Simultaneous two-dimensional trapping of neutral dipolar molecules in low- and high-field seeking states is analyzed. A trapping potential of the order of 20 mK can be produced for molecules such as ${\mathrm{ND}}_3$ with time-dependent electric fields. The analysis is in agreement with an experiment where slow molecules with longitudinal velocities of the order of $20\mathrm{m}/\mathrm{s}$ are guided between four 50 cm long rods driven by an alternating electric potential at a frequency of a few kHz.

Figure 1

Schematic of the four-wire setup for typical operating voltages of $\pm 5\mathrm{kV}$, where $E_0=35\mathrm{kV}/\mathrm{cm}$ and $\beta =2.3\times {10}^3\mathrm{kV}/{\mathrm{cm}}^3$. The voltages on a pair of opposite electrodes are switched, as shown in (a), in order to produce a time-varying field that alternates between configurations 1 and 2, shown in (b), with a repetition rate in the kHz range. The radius $r_{\max }$ used in simulations is indicated by the dashed circles.

Figure 2

Area of guided molecules in transverse-velocity space obtained from a two-dimensional Monte-Carlo simulation. Curves for LFS [down-pointing black and grey (red) triangles] and HFS [up-pointing black and grey (red) triangles] ${\mathrm{ND}}_3$ molecules with the given Stark shifts are displayed.

Figure 3

Schematic of the experimental setup. ${\mathrm{ND}}_3$ molecules emerging from the nozzle are injected into the guide. The slowest molecules are kept within the guide, and after passing two differential pumping stages, they enter a UHV chamber where they are detected with a mass spectrometer.
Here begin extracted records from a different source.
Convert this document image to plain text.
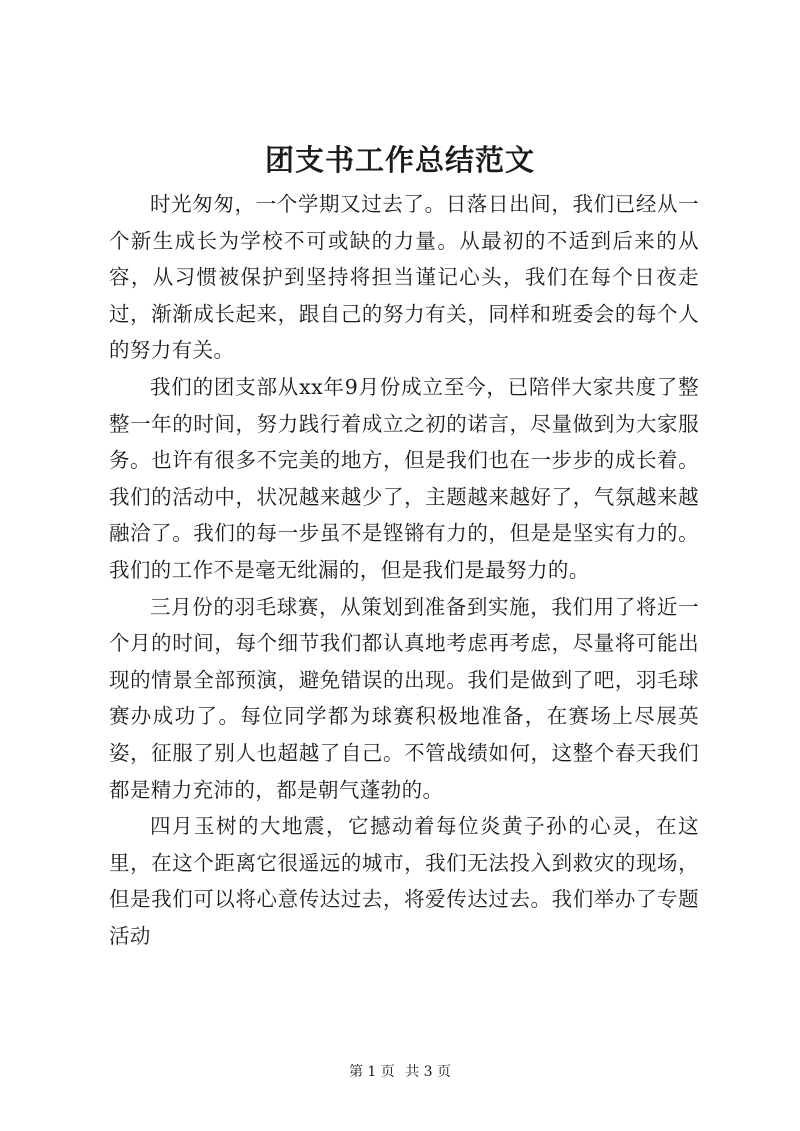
团支书工作总结范文

时光匆匆，一个学期又过去了。日落日出间，我们已经从一个新生成长为学校不可或缺的力量。从最初的不适到后来的从容，从习惯被保护到坚持将担当谨记心头，我们在每个日夜走过，渐渐成长起来，跟自己的努力有关，同样和班委会的每个人的努力有关。

我们的团支部从xx年9月份成立至今，已陪伴大家共度了整整一年的时间，努力践行着成立之初的诺言，尽量做到为大家服务。也许有很多不完美的地方，但是我们也在一步步的成长着。我们的活动中，状况越来越少了，主题越来越好了，气氛越来越融洽了。我们的每一步虽不是铿锵有力的，但是是坚实有力的。我们的工作不是毫无纰漏的，但是我们是最努力的。

三月份的羽毛球赛，从策划到准备到实施，我们用了将近一个月的时间，每个细节我们都认真地考虑再考虑，尽量将可能出现的情景全部预演，避免错误的出现。我们是做到了吧，羽毛球赛办成功了。每位同学都为球赛积极地准备，在赛场上尽展英姿，征服了别人也超越了自己。不管战绩如何，这整个春天我们都是精力充沛的，都是朝气蓬勃的。

四月玉树的大地震，它撼动着每位炎黄子孙的心灵，在这里，在这个距离它很遥远的城市，我们无法投入到救灾的现场，但是我们可以将心意传达过去，将爱传达过去。我们举办了专题活动

第 1 页 共 3 页
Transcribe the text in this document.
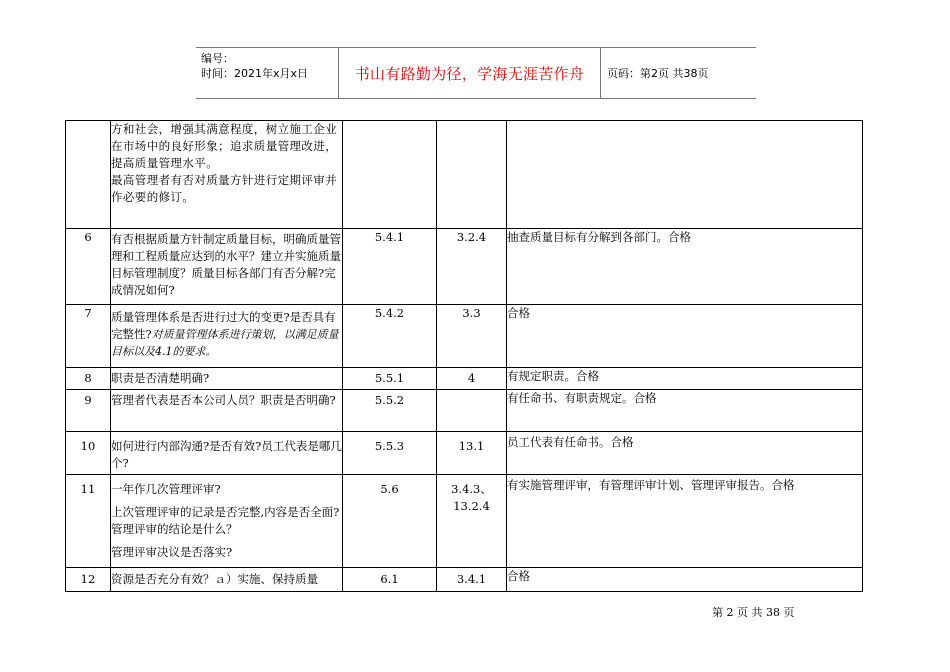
编号：
时间：2021年x月x日	书山有路勤为径，学海无涯苦作舟	页码：第2页 共38页

	方和社会，增强其满意程度，树立施工企业在市场中的良好形象；追求质量管理改进，提高质量管理水平。
最高管理者有否对质量方针进行定期评审并作必要的修订。			

6	有否根据质量方针制定质量目标，明确质量管理和工程质量应达到的水平？建立并实施质量目标管理制度？质量目标各部门有否分解?完成情况如何?	5.4.1	3.2.4	抽查质量目标有分解到各部门。合格
7	质量管理体系是否进行过大的变更?是否具有完整性?对质量管理体系进行策划，以满足质量目标以及4.1的要求。	5.4.2	3.3	合格
8	职责是否清楚明确?	5.5.1	4	有规定职责。合格
9	管理者代表是否本公司人员？职责是否明确?	5.5.2		有任命书、有职责规定。合格
10	如何进行内部沟通?是否有效?员工代表是哪几个?	5.5.3	13.1	员工代表有任命书。合格
11	一年作几次管理评审?
上次管理评审的记录是否完整,内容是否全面?管理评审的结论是什么？
管理评审决议是否落实?	5.6	3.4.3、13.2.4	有实施管理评审，有管理评审计划、管理评审报告。合格
12	资源是否充分有效？ａ）实施、保持质量	6.1	3.4.1	合格
第 2 页 共 38 页
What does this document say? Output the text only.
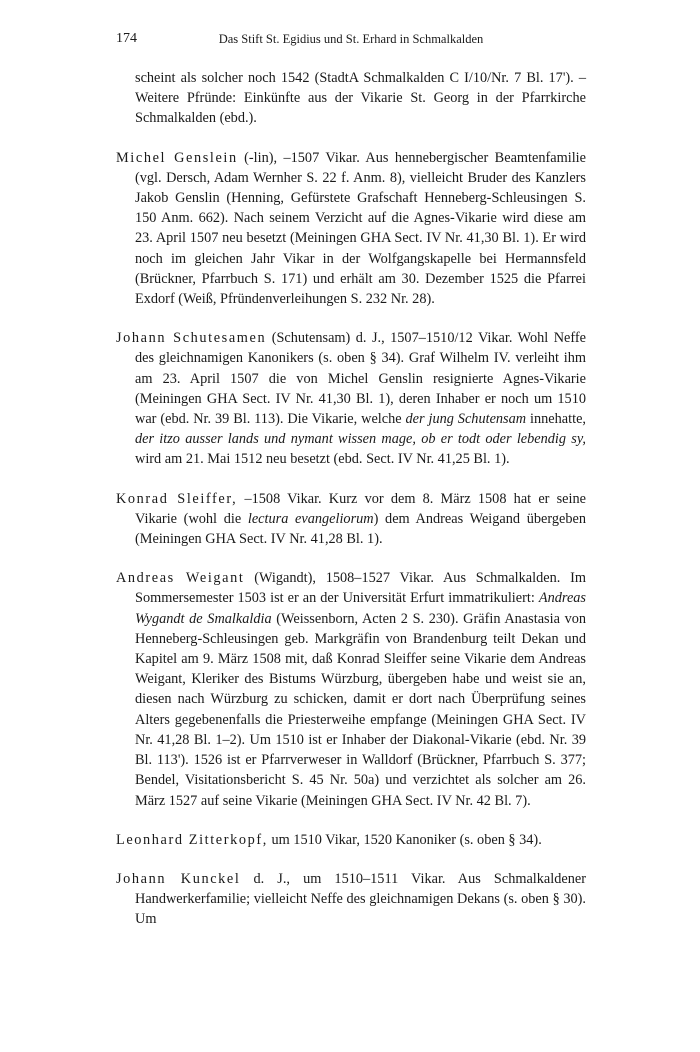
174	Das Stift St. Egidius und St. Erhard in Schmalkalden

scheint als solcher noch 1542 (StadtA Schmalkalden C I/10/Nr. 7 Bl. 17'). – Weitere Pfründe: Einkünfte aus der Vikarie St. Georg in der Pfarrkirche Schmalkalden (ebd.).

Michel Genslein (-lin), –1507 Vikar. Aus hennebergischer Beamtenfamilie (vgl. Dersch, Adam Wernher S. 22 f. Anm. 8), vielleicht Bruder des Kanzlers Jakob Genslin (Henning, Gefürstete Grafschaft Henneberg-Schleusingen S. 150 Anm. 662). Nach seinem Verzicht auf die Agnes-Vikarie wird diese am 23. April 1507 neu besetzt (Meiningen GHA Sect. IV Nr. 41,30 Bl. 1). Er wird noch im gleichen Jahr Vikar in der Wolfgangskapelle bei Hermannsfeld (Brückner, Pfarrbuch S. 171) und erhält am 30. Dezember 1525 die Pfarrei Exdorf (Weiß, Pfründenverleihungen S. 232 Nr. 28).

Johann Schutesamen (Schutensam) d. J., 1507–1510/12 Vikar. Wohl Neffe des gleichnamigen Kanonikers (s. oben § 34). Graf Wilhelm IV. verleiht ihm am 23. April 1507 die von Michel Genslin resignierte Agnes-Vikarie (Meiningen GHA Sect. IV Nr. 41,30 Bl. 1), deren Inhaber er noch um 1510 war (ebd. Nr. 39 Bl. 113). Die Vikarie, welche der jung Schutensam innehatte, der itzo ausser lands und nymant wissen mage, ob er todt oder lebendig sy, wird am 21. Mai 1512 neu besetzt (ebd. Sect. IV Nr. 41,25 Bl. 1).

Konrad Sleiffer, –1508 Vikar. Kurz vor dem 8. März 1508 hat er seine Vikarie (wohl die lectura evangeliorum) dem Andreas Weigand übergeben (Meiningen GHA Sect. IV Nr. 41,28 Bl. 1).

Andreas Weigant (Wigandt), 1508–1527 Vikar. Aus Schmalkalden. Im Sommersemester 1503 ist er an der Universität Erfurt immatrikuliert: Andreas Wygandt de Smalkaldia (Weissenborn, Acten 2 S. 230). Gräfin Anastasia von Henneberg-Schleusingen geb. Markgräfin von Brandenburg teilt Dekan und Kapitel am 9. März 1508 mit, daß Konrad Sleiffer seine Vikarie dem Andreas Weigant, Kleriker des Bistums Würzburg, übergeben habe und weist sie an, diesen nach Würzburg zu schicken, damit er dort nach Überprüfung seines Alters gegebenenfalls die Priesterweihe empfange (Meiningen GHA Sect. IV Nr. 41,28 Bl. 1–2). Um 1510 ist er Inhaber der Diakonal-Vikarie (ebd. Nr. 39 Bl. 113'). 1526 ist er Pfarrverweser in Walldorf (Brückner, Pfarrbuch S. 377; Bendel, Visitationsbericht S. 45 Nr. 50a) und verzichtet als solcher am 26. März 1527 auf seine Vikarie (Meiningen GHA Sect. IV Nr. 42 Bl. 7).

Leonhard Zitterkopf, um 1510 Vikar, 1520 Kanoniker (s. oben § 34).

Johann Kunckel d. J., um 1510–1511 Vikar. Aus Schmalkaldener Handwerkerfamilie; vielleicht Neffe des gleichnamigen Dekans (s. oben § 30). Um
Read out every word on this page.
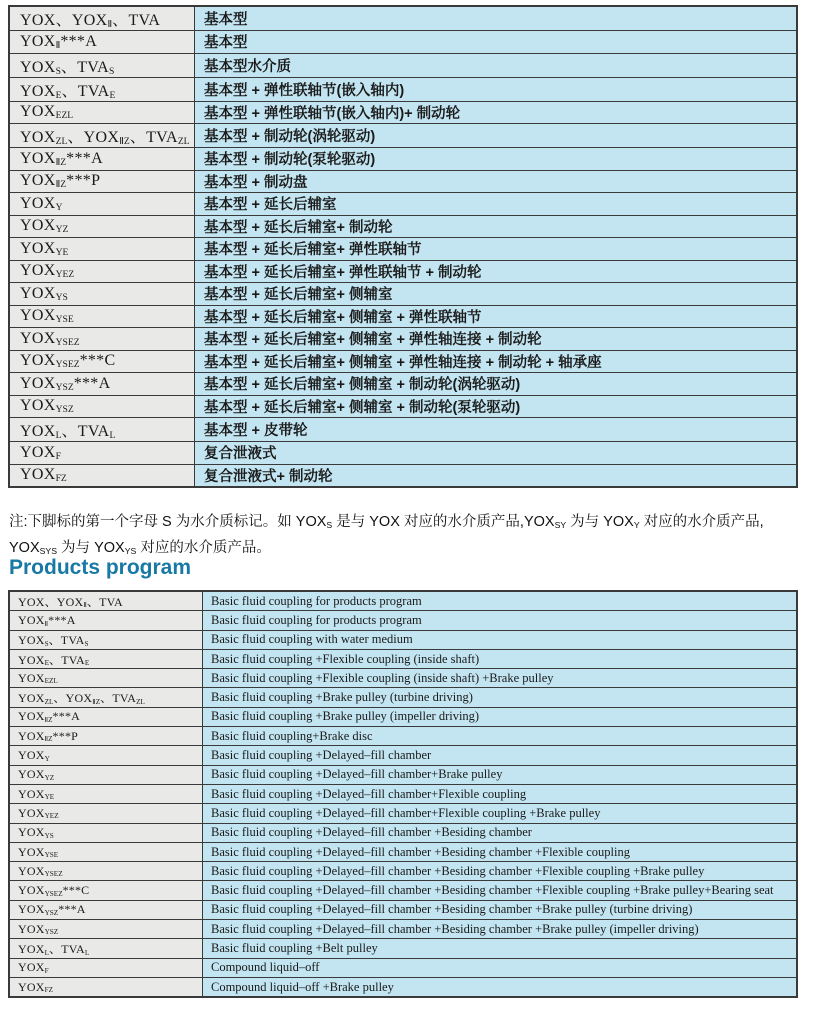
YOX、YOXⅡ、TVA	基本型
YOXⅡ***A	基本型
YOXS、TVAS	基本型水介质
YOXE、TVAE	基本型 + 弹性联轴节(嵌入轴内)
YOXEZL	基本型 + 弹性联轴节(嵌入轴内)+ 制动轮
YOXZL、YOXⅡZ、TVAZL	基本型 + 制动轮(涡轮驱动)
YOXⅡZ***A	基本型 + 制动轮(泵轮驱动)
YOXⅡZ***P	基本型 + 制动盘
YOXY	基本型 + 延长后辅室
YOXYZ	基本型 + 延长后辅室+ 制动轮
YOXYE	基本型 + 延长后辅室+ 弹性联轴节
YOXYEZ	基本型 + 延长后辅室+ 弹性联轴节 + 制动轮
YOXYS	基本型 + 延长后辅室+ 侧辅室
YOXYSE	基本型 + 延长后辅室+ 侧辅室 + 弹性联轴节
YOXYSEZ	基本型 + 延长后辅室+ 侧辅室 + 弹性轴连接 + 制动轮
YOXYSEZ***C	基本型 + 延长后辅室+ 侧辅室 + 弹性轴连接 + 制动轮 + 轴承座
YOXYSZ***A	基本型 + 延长后辅室+ 侧辅室 + 制动轮(涡轮驱动)
YOXYSZ	基本型 + 延长后辅室+ 侧辅室 + 制动轮(泵轮驱动)
YOXL、TVAL	基本型 + 皮带轮
YOXF	复合泄液式
YOXFZ	复合泄液式+ 制动轮
注:下脚标的第一个字母 S 为水介质标记。如 YOXS 是与 YOX 对应的水介质产品,YOXSY 为与 YOXY 对应的水介质产品,
YOXSYS 为与 YOXYS 对应的水介质产品。
Products program
YOX、YOXⅡ、TVA	Basic fluid coupling for products program
YOXⅡ***A	Basic fluid coupling for products program
YOXS、TVAS	Basic fluid coupling with water medium
YOXE、TVAE	Basic fluid coupling +Flexible coupling (inside shaft)
YOXEZL	Basic fluid coupling +Flexible coupling (inside shaft) +Brake pulley
YOXZL、YOXⅡZ、TVAZL	Basic fluid coupling +Brake pulley (turbine driving)
YOXⅡZ***A	Basic fluid coupling +Brake pulley (impeller driving)
YOXⅡZ***P	Basic fluid coupling+Brake disc
YOXY	Basic fluid coupling +Delayed–fill chamber
YOXYZ	Basic fluid coupling +Delayed–fill chamber+Brake pulley
YOXYE	Basic fluid coupling +Delayed–fill chamber+Flexible coupling
YOXYEZ	Basic fluid coupling +Delayed–fill chamber+Flexible coupling +Brake pulley
YOXYS	Basic fluid coupling +Delayed–fill chamber +Besiding chamber
YOXYSE	Basic fluid coupling +Delayed–fill chamber +Besiding chamber +Flexible coupling
YOXYSEZ	Basic fluid coupling +Delayed–fill chamber +Besiding chamber +Flexible coupling +Brake pulley
YOXYSEZ***C	Basic fluid coupling +Delayed–fill chamber +Besiding chamber +Flexible coupling +Brake pulley+Bearing seat
YOXYSZ***A	Basic fluid coupling +Delayed–fill chamber +Besiding chamber +Brake pulley (turbine driving)
YOXYSZ	Basic fluid coupling +Delayed–fill chamber +Besiding chamber +Brake pulley (impeller driving)
YOXL、TVAL	Basic fluid coupling +Belt pulley
YOXF	Compound liquid–off
YOXFZ	Compound liquid–off +Brake pulley
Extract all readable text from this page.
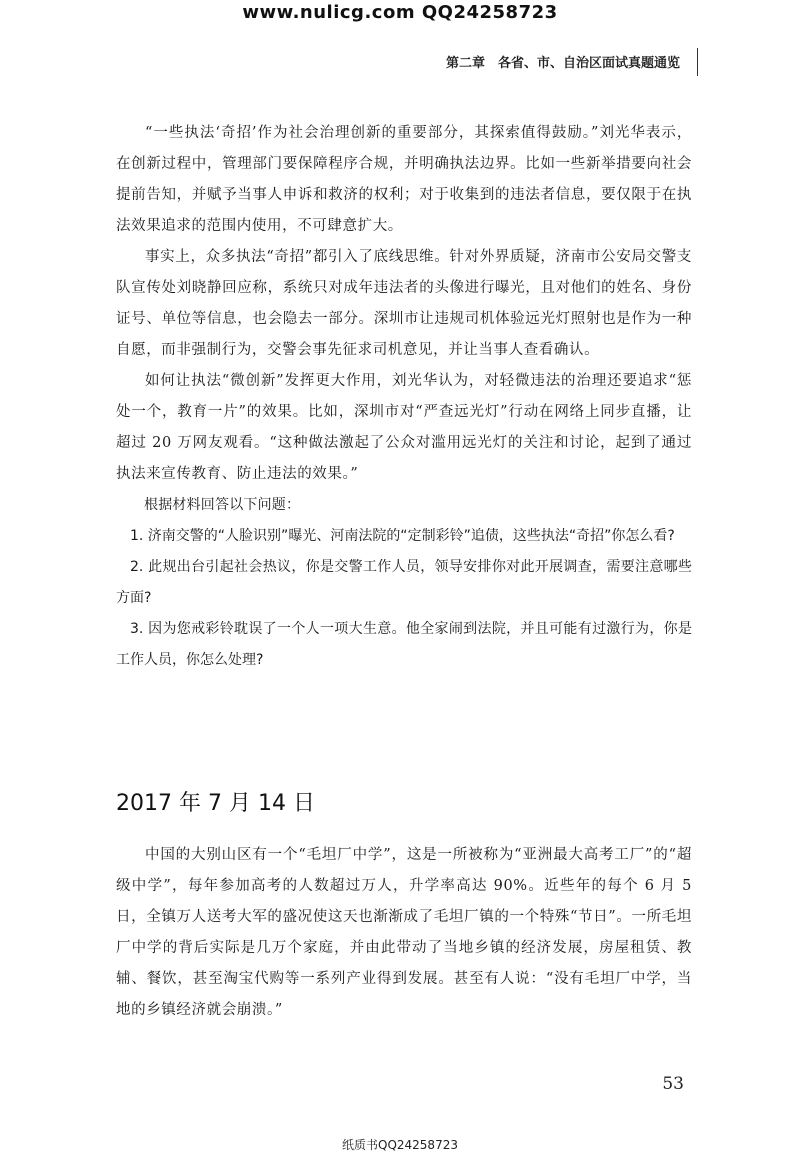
www.nulicg.com QQ24258723
第二章　各省、市、自治区面试真题通览

“一些执法‘奇招’作为社会治理创新的重要部分，其探索值得鼓励。”刘光华表示，在创新过程中，管理部门要保障程序合规，并明确执法边界。比如一些新举措要向社会提前告知，并赋予当事人申诉和救济的权利；对于收集到的违法者信息，要仅限于在执法效果追求的范围内使用，不可肆意扩大。

事实上，众多执法“奇招”都引入了底线思维。针对外界质疑，济南市公安局交警支队宣传处刘晓静回应称，系统只对成年违法者的头像进行曝光，且对他们的姓名、身份证号、单位等信息，也会隐去一部分。深圳市让违规司机体验远光灯照射也是作为一种自愿，而非强制行为，交警会事先征求司机意见，并让当事人查看确认。

如何让执法“微创新”发挥更大作用，刘光华认为，对轻微违法的治理还要追求“惩处一个，教育一片”的效果。比如，深圳市对“严查远光灯”行动在网络上同步直播，让超过 20 万网友观看。“这种做法激起了公众对滥用远光灯的关注和讨论，起到了通过执法来宣传教育、防止违法的效果。”

根据材料回答以下问题：

1. 济南交警的“人脸识别”曝光、河南法院的“定制彩铃”追债，这些执法“奇招”你怎么看?

2. 此规出台引起社会热议，你是交警工作人员，领导安排你对此开展调查，需要注意哪些方面?

3. 因为您戒彩铃耽误了一个人一项大生意。他全家闹到法院，并且可能有过激行为，你是工作人员，你怎么处理?

2017 年 7 月 14 日

中国的大别山区有一个“毛坦厂中学”，这是一所被称为“亚洲最大高考工厂”的“超级中学”，每年参加高考的人数超过万人，升学率高达 90%。近些年的每个 6 月 5 日，全镇万人送考大军的盛况使这天也渐渐成了毛坦厂镇的一个特殊“节日”。一所毛坦厂中学的背后实际是几万个家庭，并由此带动了当地乡镇的经济发展，房屋租赁、教辅、餐饮，甚至淘宝代购等一系列产业得到发展。甚至有人说：“没有毛坦厂中学，当地的乡镇经济就会崩溃。”

53
纸质书QQ24258723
The fast molecules are pumped away.

Figure 4

(a) Molecular flux as a function of the applied frequency for rod voltages of $\pm 5\mathrm{kV}$. The graph in the inset shows the frequency of maximum flux, ${\omega }_0$, as a function of the applied voltage. The dashed line indicates the ${\omega }_0\propto \sqrt{V}$ dependence. (b) Flux as a function of the applied voltage. For each voltage, the frequency is adjusted for maximum flux according to (a). The line is a quadratic fit.